Analisando as suburbanizações recentes, como o povoamento da Barra e do Recreio dos Bandeirantes, na zona oeste, podemos dizer que, sim, eles deram certo. Atualmente, figuram entre os bairros mais famosos da cidade por uma certa qualidade de vida que oferecem a quem resolve fixar moradia por lá. No entanto, pecaram por pertencerem a projetos de uma época de hipervalorização do transporte individual, sem adaptação para receber um eficiente transporte de massa, que facilitasse o ir-e-vir da população em direção ao local de trabalho. Ou seja, foram projetados para serem bairros exclusivamente automobilísticos. O “erro” está sendo revisto só agora, com a expansão (tímida) do metrô para a Barra.
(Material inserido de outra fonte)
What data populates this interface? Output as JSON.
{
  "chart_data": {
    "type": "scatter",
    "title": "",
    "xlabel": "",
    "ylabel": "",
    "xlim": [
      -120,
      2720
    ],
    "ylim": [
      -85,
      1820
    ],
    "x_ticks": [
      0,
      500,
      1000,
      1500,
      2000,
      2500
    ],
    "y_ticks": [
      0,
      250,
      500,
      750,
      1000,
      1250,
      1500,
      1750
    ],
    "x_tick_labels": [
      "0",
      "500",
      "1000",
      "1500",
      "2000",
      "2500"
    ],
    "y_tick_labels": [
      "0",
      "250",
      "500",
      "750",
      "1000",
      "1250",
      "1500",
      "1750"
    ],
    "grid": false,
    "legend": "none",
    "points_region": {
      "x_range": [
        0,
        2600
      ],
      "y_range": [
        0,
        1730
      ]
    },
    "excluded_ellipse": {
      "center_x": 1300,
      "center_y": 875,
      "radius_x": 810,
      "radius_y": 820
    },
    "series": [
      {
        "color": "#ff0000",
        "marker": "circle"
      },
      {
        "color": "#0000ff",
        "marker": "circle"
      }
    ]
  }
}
Todavia, ela continua pouco atraente para pedestres. Se nas regiões mais caras da zona sul existe um alto custo de moradia, na Barra, esse custo seria com combustível. Ter automóvel nesse núcleo do Rio é optativo; na Barra e Recreio, é altamente recomendado.

Acredito que esse tenha sido um fator fundamental para que o modelo de bairro como o da Barra não fosse amplamente aceito pelos cariocas, principalmente numa cidade em que as atividades ao ar livre são o maior atrativo. Logo, a suburbanização ainda continua rejeitada. Morar próximo ao Centro é a melhor das opções. Sem falar que o laço cultural dos moradores para com seus bairros de origem ainda é forte. Considera-se também o apelo turístico da zona sul, maior representante da cultura da cidade, que é um motivo de atração pelo seu simbolismo, como as praias e o Cristo Redentor. O carioca valoriza muito a orla como área de lazer, em detrimento dos parques e praças. Esses são outros fatores de aderência à moradia no núcleo.

A expansão para a zona oeste, nessa suburbanização pós-moderna, tem uma importante missão de redesenvolver os bairros de lá com os preceitos contemporâneos de urbanização. Sustentabilidade, arborização, designação de espaços livres e de ocupação, transportes de massa (vide o BRT), oferecimento de serviços públicos e privados de qualidade, enfim, bairros devidamente planejados e que sejam inflexíveis a quaisquer alterações que possam ser feitas em prol de interesses individuais. Um respeito à capacidade de absorção humana desses lugares, que poderão ser atrativos tanto para a elite quanto para as outras classes, seja lá o segmento social que ocupará esses novos subúrbios.

Eu, particularmente, acho que será a elite quem se sentirá atraída para ocupar esses novos sítios, mais cômodos e aprazíveis, como aconteceu em cidades dos Estados Unidos, da Inglaterra, e até mesmo na Barra e no Recreio, para onde foi parte da elite das zonas sul e norte da cidade nas décadas de 80 e 90. Minha aposta é que essa região do Centro e da zona sul carioca se integre, como um único bloco, formando uma área forte de trabalho e de turismo, embora caótico ou claustrofóbico demais para residência fixa.

Investimentos públicos de qualidade na zona oeste poderão melhorar a paisagem do Rio nessas regiões pouco divulgadas pela prefeitura e a imprensa. Em consequência, um ponto de equilíbrio no crescimento desordenado de outras regiões também conseguirá ser alcançado com esses investimentos. Lembrando que investimento não é só levantar prédio ou casa e tchau – o pacote tem que vir completo, não só para ser legal como para ser atrativo.

Da mesma forma que a Lagoa, há pouco mais de cinquenta anos, era local sombrio, pouco habitado, insalubre, eu também acho que Guaratiba ou Grumari, por exemplo, a longo prazo, poderão ser um novo modelo de bairros altamente desejados. Aliás, já a curto prazo, eu também acho que a zona portuária vai ser outro local bastante requisitado, porém mais no sentido turístico e de lazer, como já é o núcleo.

É… Só resta-nos esperar e ver a quais ares o Rio de Janeiro rumará. Quais são suas apostas?